Doux : Ils perdent, ils se vengent ! Procédure de licenciement engagée envers un délégué CGT
Il est l'emblématique syndicaliste du long conflit contre l'arrêt, en 2004, de la rémunération des temps de pause par le groupe volailler Doux. Raymond Gouiffès, délégué central CGT, fait l'objet d'une procédure de licenciement a-t-il annoncé, hier.
«Esprit de revanche...»
Se disant «serein», il évoque un «esprit de revanche» de la direction alors que ces temps de pause ont été déclarés comme un «avantage individuel acquis» par la Cour de cassation en 2008. Le processus d'indemnisation évalué à plusieurs millions d'euros pour le leader européen de la volaille basé à Châteaulin a d'ailleurs été lancé l'an dernier alors que ce dossier mobilise encore plusieurs conseils de prud'hommes. «Après Dominique Rio, à Vannes, que Doux n'arrive pas à faire licencier et qui ne lui propose plus de travail depuis 2004, et Michel Le Guello, licencié lors de la fermeture du site de Locminé(56), je suis le troisième délégué central CGT à qui s'en prend la direction», a-t-il estimé.

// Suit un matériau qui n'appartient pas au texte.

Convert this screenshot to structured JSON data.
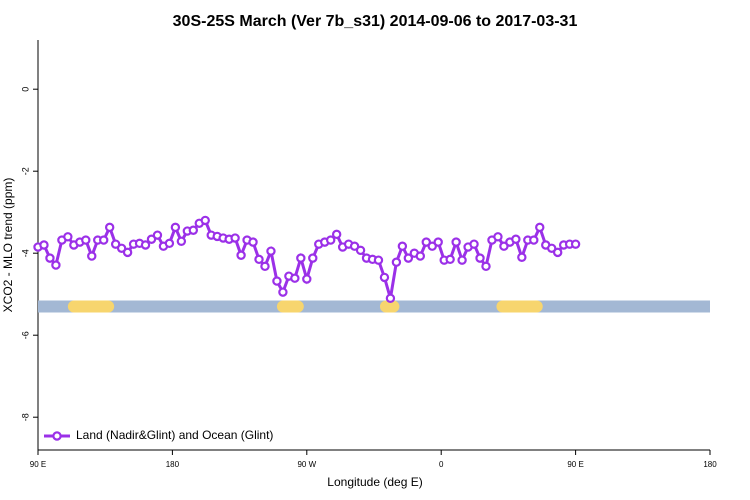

Direction: «Aucun commentaire»
Un entretien préalable au licenciement a eu lieu le 6décembre. Jeudi, veille de sa fête, Raymond Gouiffès, 57 ans, employé chez Doux Père Dodu à Quimper depuis 1996, a reçu un courrier l'informant que son licenciement était inscrit à l'ordre du jour du comité d'entreprise qui va se tenir lundi. «Ce même jour à 10h, nous sommes convoqués au tribunal d'instance de Quimper car la direction conteste la désignation d'un délégué syndical et alors que le 19 janvier, nous entrons dans les négociations annuelles sur les salaires», a-t-il annoncé. Contacté, le groupe Doux a souhaité apporter «aucun commentaire sur la situation personnelle d'un salarié».